Vapurda



Ada vapuru.

Sabah saatleri.

Bostancı'da poyraz sert. Hava yapış yapış nemli. Bir türlü yağamayan yağmur devriye geziyor sanki.

Üst açıkta gazete okuyan teyzenin önündeki sıraya, gençten bir çift oturuyor. Kadın hüngür hüngür ağlamakta. Adam gözle görünecek kadar belirgin bir sinir içinde ve kadını teskin etmeye çalışıyor.

Karşılarında türbanlı bir kız. Elindeki telefondan başını kaldırmıyor. Diğer yolcular da oralı değil.
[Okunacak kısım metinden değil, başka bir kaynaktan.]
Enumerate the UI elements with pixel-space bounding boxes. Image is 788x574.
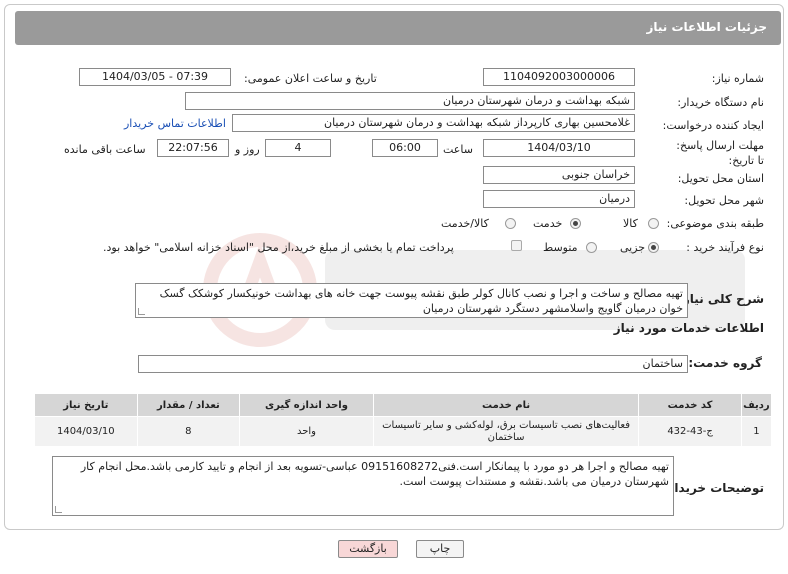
service-group-label: گروه خدمت: <box>688 356 762 370</box>
category-option-goods: کالا <box>623 217 638 230</box>
description-textarea[interactable]: تهیه مصالح و ساخت و اجرا و نصب کانال کول… <box>135 283 688 318</box>
panel-header: جزئیات اطلاعات نیاز <box>15 11 781 45</box>
contact-link[interactable]: اطلاعات تماس خریدار <box>124 117 226 130</box>
payment-note: پرداخت تمام یا بخشی از مبلغ خرید،از محل … <box>103 241 454 254</box>
col-service-code: کد خدمت <box>638 393 742 417</box>
creator-label: ایجاد کننده درخواست: <box>662 119 764 132</box>
buyer-notes-textarea[interactable]: تهیه مصالح و اجرا هر دو مورد با پیمانکار… <box>52 456 674 516</box>
table-row: 1 ج-43-432 فعالیت‌های نصب تاسیسات برق، ل… <box>34 416 773 447</box>
col-unit: واحد اندازه گیری <box>239 393 374 417</box>
category-option-service: خدمت <box>533 217 563 230</box>
buyer-notes-text: تهیه مصالح و اجرا هر دو مورد با پیمانکار… <box>80 460 669 488</box>
cell-service-code: ج-43-432 <box>638 416 742 447</box>
category-radio-goods-service[interactable] <box>505 218 516 229</box>
process-radio-minor[interactable] <box>648 242 659 253</box>
category-option-goods-service: کالا/خدمت <box>441 217 489 230</box>
service-group-field: ساختمان <box>138 355 688 373</box>
province-field: خراسان جنوبی <box>483 166 635 184</box>
buyer-label: نام دستگاه خریدار: <box>677 96 764 109</box>
treasury-checkbox[interactable] <box>511 240 522 251</box>
process-option-medium: متوسط <box>543 241 578 254</box>
days-field: 4 <box>265 139 331 157</box>
city-field: درمیان <box>483 190 635 208</box>
cell-service-name: فعالیت‌های نصب تاسیسات برق، لوله‌کشی و س… <box>372 416 640 447</box>
description-text: تهیه مصالح و ساخت و اجرا و نصب کانال کول… <box>159 287 683 315</box>
buyer-field: شبکه بهداشت و درمان شهرستان درمیان <box>185 92 635 110</box>
process-option-minor: جزیی <box>620 241 646 254</box>
time-label: ساعت <box>443 143 473 156</box>
announce-field: 1404/03/05 - 07:39 <box>79 68 231 86</box>
province-label: استان محل تحویل: <box>677 172 764 185</box>
announce-label: تاریخ و ساعت اعلان عمومی: <box>244 72 377 85</box>
deadline-date-field: 1404/03/10 <box>483 139 635 157</box>
panel-title: جزئیات اطلاعات نیاز <box>646 20 767 34</box>
need-number-label: شماره نیاز: <box>711 72 764 85</box>
cell-need-date: 1404/03/10 <box>34 416 138 447</box>
days-label: روز و <box>235 143 260 156</box>
print-button[interactable]: چاپ <box>416 540 464 558</box>
process-label: نوع فرآیند خرید : <box>686 241 764 254</box>
cell-quantity: 8 <box>136 416 241 447</box>
services-section-title: اطلاعات خدمات مورد نیاز <box>613 321 764 335</box>
buyer-notes-label: توضیحات خریدار: <box>662 481 764 495</box>
process-radio-medium[interactable] <box>586 242 597 253</box>
remaining-time-field: 22:07:56 <box>157 139 229 157</box>
creator-field: غلامحسین بهاری کارپرداز شبکه بهداشت و در… <box>232 114 635 132</box>
col-need-date: تاریخ نیاز <box>34 393 138 417</box>
col-service-name: نام خدمت <box>372 393 640 417</box>
deadline-time-field: 06:00 <box>372 139 438 157</box>
cell-row: 1 <box>740 416 773 447</box>
category-radio-goods[interactable] <box>648 218 659 229</box>
description-label: شرح کلی نیاز: <box>678 292 764 306</box>
services-table: ردیف کد خدمت نام خدمت واحد اندازه گیری ت… <box>34 393 773 447</box>
need-number-field: 1104092003000006 <box>483 68 635 86</box>
col-row: ردیف <box>740 393 773 417</box>
remaining-label: ساعت باقی مانده <box>64 143 146 156</box>
back-button[interactable]: بازگشت <box>338 540 398 558</box>
col-quantity: تعداد / مقدار <box>136 393 241 417</box>
table-header-row: ردیف کد خدمت نام خدمت واحد اندازه گیری ت… <box>34 393 773 417</box>
city-label: شهر محل تحویل: <box>684 194 764 207</box>
category-label: طبقه بندی موضوعی: <box>666 217 764 230</box>
deadline-label: مهلت ارسال پاسخ: تا تاریخ: <box>676 139 764 167</box>
category-radio-service[interactable] <box>570 218 581 229</box>
cell-unit: واحد <box>239 416 374 447</box>
resize-handle[interactable] <box>138 308 145 315</box>
resize-handle[interactable] <box>55 506 62 513</box>
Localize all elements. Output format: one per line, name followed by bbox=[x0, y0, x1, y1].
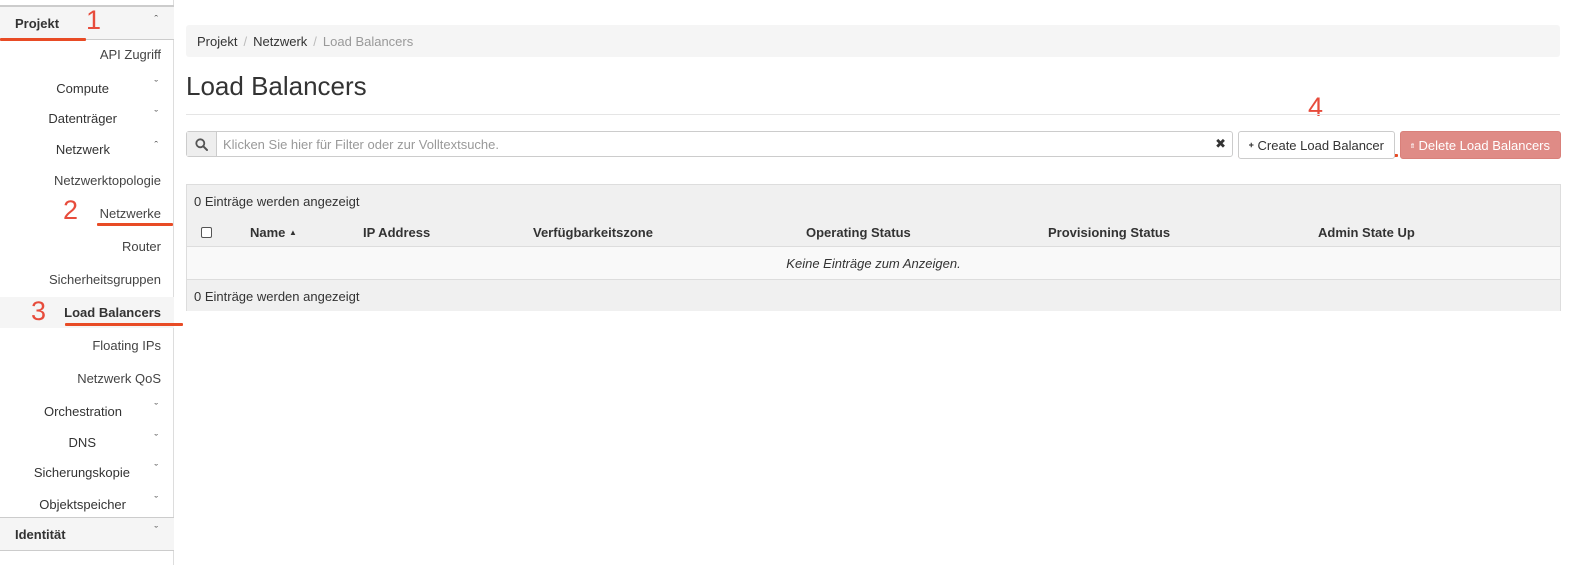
annotation-number-1: 1 bbox=[86, 5, 102, 35]
breadcrumb-separator: / bbox=[243, 34, 248, 49]
annotation-underline-2 bbox=[97, 223, 173, 226]
sidebar-group-label: Netzwerk bbox=[55, 142, 110, 157]
chevron-down-icon: ˇ bbox=[154, 109, 158, 121]
sidebar-group-netzwerk[interactable]: Netzwerk ˆ bbox=[0, 138, 174, 162]
column-header-label: Name bbox=[250, 225, 286, 240]
chevron-down-icon: ˇ bbox=[154, 79, 158, 91]
column-header-operating-status[interactable]: Operating Status bbox=[806, 225, 911, 240]
search-icon bbox=[195, 137, 208, 151]
sidebar-group-label: Compute bbox=[56, 81, 109, 96]
chevron-down-icon: ˇ bbox=[154, 463, 158, 475]
breadcrumb-item-projekt[interactable]: Projekt bbox=[197, 34, 237, 49]
chevron-up-icon: ˆ bbox=[154, 140, 158, 152]
page-title: Load Balancers bbox=[186, 71, 367, 101]
delete-button-label: Delete Load Balancers bbox=[1418, 137, 1550, 153]
sidebar-item-router[interactable]: Router bbox=[122, 239, 161, 254]
plus-icon bbox=[1249, 142, 1254, 148]
sidebar-section-identitaet[interactable]: Identität ˇ bbox=[0, 517, 174, 551]
annotation-underline-1 bbox=[0, 38, 86, 41]
chevron-down-icon: ˇ bbox=[154, 402, 158, 414]
column-header-verfuegbarkeitszone[interactable]: Verfügbarkeitszone bbox=[533, 225, 653, 240]
sidebar-item-sicherheitsgruppen[interactable]: Sicherheitsgruppen bbox=[49, 272, 161, 287]
breadcrumb-item-netzwerk[interactable]: Netzwerk bbox=[253, 34, 307, 49]
breadcrumb: Projekt / Netzwerk / Load Balancers bbox=[186, 25, 1560, 57]
create-button-label: Create Load Balancer bbox=[1257, 137, 1384, 153]
trash-icon bbox=[1411, 142, 1415, 148]
sidebar-group-sicherungskopie[interactable]: Sicherungskopie ˇ bbox=[0, 461, 174, 485]
table-header: Name ▲ IP Address Verfügbarkeitszone Ope… bbox=[187, 217, 1560, 247]
title-divider bbox=[186, 114, 1560, 115]
chevron-down-icon: ˇ bbox=[154, 495, 158, 507]
annotation-underline-3 bbox=[65, 323, 183, 326]
sidebar-group-datentraeger[interactable]: Datenträger ˇ bbox=[0, 107, 174, 131]
sidebar-group-dns[interactable]: DNS ˇ bbox=[0, 431, 174, 455]
sort-ascending-icon: ▲ bbox=[289, 228, 297, 237]
chevron-down-icon: ˇ bbox=[154, 433, 158, 445]
sidebar-group-label: Sicherungskopie bbox=[33, 465, 130, 480]
sidebar-item-load-balancers[interactable]: Load Balancers bbox=[64, 305, 161, 320]
chevron-down-icon: ˇ bbox=[154, 525, 158, 537]
annotation-number-4: 4 bbox=[1308, 92, 1324, 122]
search-addon bbox=[187, 132, 217, 156]
sidebar-group-compute[interactable]: Compute ˇ bbox=[0, 77, 174, 101]
sidebar-group-label: Datenträger bbox=[48, 111, 117, 126]
column-header-ip-address[interactable]: IP Address bbox=[363, 225, 430, 240]
chevron-up-icon: ˆ bbox=[154, 14, 158, 26]
table-empty-row: Keine Einträge zum Anzeigen. bbox=[187, 247, 1560, 279]
table-count-bottom: 0 Einträge werden angezeigt bbox=[187, 279, 1560, 311]
column-header-name[interactable]: Name ▲ bbox=[250, 225, 297, 240]
sidebar-group-label: Orchestration bbox=[43, 404, 122, 419]
column-header-admin-state-up[interactable]: Admin State Up bbox=[1318, 225, 1415, 240]
select-all-checkbox[interactable] bbox=[201, 227, 212, 238]
sidebar-group-label: Objektspeicher bbox=[39, 497, 126, 512]
search-input[interactable] bbox=[218, 132, 1208, 156]
clear-icon[interactable]: ✖ bbox=[1215, 136, 1226, 152]
breadcrumb-separator: / bbox=[313, 34, 317, 49]
annotation-number-3: 3 bbox=[31, 296, 47, 326]
table-count-top: 0 Einträge werden angezeigt bbox=[187, 185, 1560, 217]
sidebar-item-api-zugriff[interactable]: API Zugriff bbox=[100, 47, 161, 62]
sidebar-item-netzwerktopologie[interactable]: Netzwerktopologie bbox=[54, 173, 161, 188]
sidebar-item-floating-ips[interactable]: Floating IPs bbox=[92, 338, 161, 353]
delete-load-balancers-button[interactable]: Delete Load Balancers bbox=[1400, 131, 1561, 159]
search-box: ✖ bbox=[186, 131, 1233, 157]
sidebar-item-netzwerke[interactable]: Netzwerke bbox=[100, 206, 161, 221]
load-balancers-table: 0 Einträge werden angezeigt Name ▲ IP Ad… bbox=[186, 184, 1561, 311]
sidebar: Projekt ˆ API Zugriff Compute ˇ Datenträ… bbox=[0, 0, 174, 565]
sidebar-group-label: DNS bbox=[68, 435, 96, 450]
sidebar-group-objektspeicher[interactable]: Objektspeicher ˇ bbox=[0, 493, 174, 517]
column-header-provisioning-status[interactable]: Provisioning Status bbox=[1048, 225, 1170, 240]
breadcrumb-item-current: Load Balancers bbox=[322, 34, 414, 49]
create-load-balancer-button[interactable]: Create Load Balancer bbox=[1238, 131, 1395, 159]
sidebar-item-netzwerk-qos[interactable]: Netzwerk QoS bbox=[77, 371, 161, 386]
sidebar-group-orchestration[interactable]: Orchestration ˇ bbox=[0, 400, 174, 424]
annotation-number-2: 2 bbox=[63, 195, 79, 225]
sidebar-section-label: Identität bbox=[15, 527, 66, 542]
sidebar-section-label: Projekt bbox=[15, 16, 60, 31]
Kulaklıktan müzik dinlemesine rağmen genç kadının ağlaması; yok asıl kimsenin onun ağlamasına aldırmaması teyzeyi rahatsız etmiş olacak, yerinden kalkıyor, içeri, büfeye gidiyor. İki paket kâğıt mendille çıkıyor ve birini ağlamakta olan kadına veriyor: “Hazır kendime de alacaktım, bunu da size hehe hühü”, genç kadının bir mendil paketine bir teyzeye bakıp şaşkınlıkla gülümseyivermesi… Teyze mahcup ama memnun, yerine geçiyor. Kadın bir dakika sonra teyzenin yanına geliyor:
“Siz de mi çapulcusunuz?”
“Hangimiz değiliz ki?”

Genç kadın avukatmış. Teşekkür kabilinden “cep numaramı kaydedin, lazım olur” deyince teyze: “avukatlık bir işim olur mu dersiniz, çünkü ben aslında ev tipi çapulcu sayılırım.” 

Kahkahalar…

Meğer kedisini kısırlaştırması için veterinere bırakmış. Endişeliymiş. Teyzenin hayatından nice kediler geçmiş, “merak etme”sinmiş, “bir şey olmaz”mış. Meğer ikisi de aynı şeye “ponpon” derlermiş… 

İkinci tur kahkahalar.

Ağlama faslı böylece bitiyor ama teyze yine de eline bir Penguen verip öyle uğurluyor yeni arkadaşını. Öyle zamanlar ki, keder hangi delikten sızıp yüzümüzde patlar bilinemez. Tedbirli olmak lazım.